The network is being built, rapidly it is being populated by devices, as our various charts illustrate. The next step is that networks and devices have to do something. Increasingly, what they will be used for is the consumption of content. This is one of the articles of faith behind our theme of the Smart Paradigm.
The future just happened. In 2009 mobile data, for the first time, outstripped mobile voice. Yet there are only 400m mobile broadband connections, compared to 4.3 billion mobile phone subscribers. By 2013, more than 90% of global consumer data traffic will be video on demand and TV. Today, Youtube traffic is greater than that of the entire internet during much of last decade. Each minute 24 hours of video are uploaded to Youtube.
Asia’s influence is rising, and as the power of the region’s consumers increases, then Asian   media companies and internet names, such as NC Soft, NHN, CTrip, Tencent, Baidu will continue to prosper. Over the coming weeks we will examine this theme further because there are obviously opportunities to be had within the Indian media scene. 

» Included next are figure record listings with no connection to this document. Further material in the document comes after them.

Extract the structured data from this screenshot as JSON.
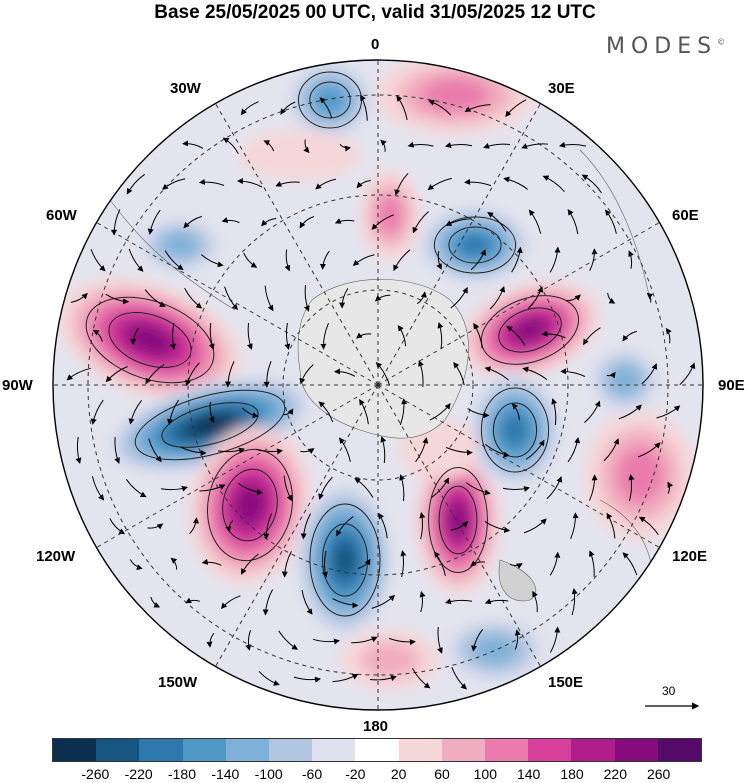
{
  "title": "Base 25/05/2025 00 UTC, valid 31/05/2025 12 UTC",
  "brand": "MODES",
  "brand_mark": "©",
  "longitude_labels": {
    "top": "0",
    "bottom": "180",
    "left": "90W",
    "right": "90E",
    "w30": "30W",
    "e30": "30E",
    "w60": "60W",
    "e60": "60E",
    "w120": "120W",
    "e120": "120E",
    "w150": "150W",
    "e150": "150E"
  },
  "vector_scale_label": "30",
  "colorbar": {
    "colors": [
      "#0d2f4f",
      "#15557f",
      "#2e78ad",
      "#4f98c8",
      "#7fb1d8",
      "#b2c6e2",
      "#dfe1ef",
      "#ffffff",
      "#f6d7d8",
      "#f1adc0",
      "#ea7bac",
      "#d8409b",
      "#b11e8c",
      "#860c7e",
      "#54096b"
    ],
    "ticks": [
      "-260",
      "-220",
      "-180",
      "-140",
      "-100",
      "-60",
      "-20",
      "20",
      "60",
      "100",
      "140",
      "180",
      "220",
      "260"
    ]
  }
}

However, let us not forget the West. American culture shaped the 20th Century, there is something about the American sense of fantasy that is seductive. This may have something to do with the fact that capitalism is making us more infantile. Therefore, American and some other Western media giants, such as Disney, Time Warner and News Corp, will among the winners from the digitalisation of Asia. Apple would be the other name we would focus on. Our hunch is that Apple may be the Western company that benefits most from the rise of Asia. By contrast, Microsoft, like Nokia, is likely to be among the Western losers.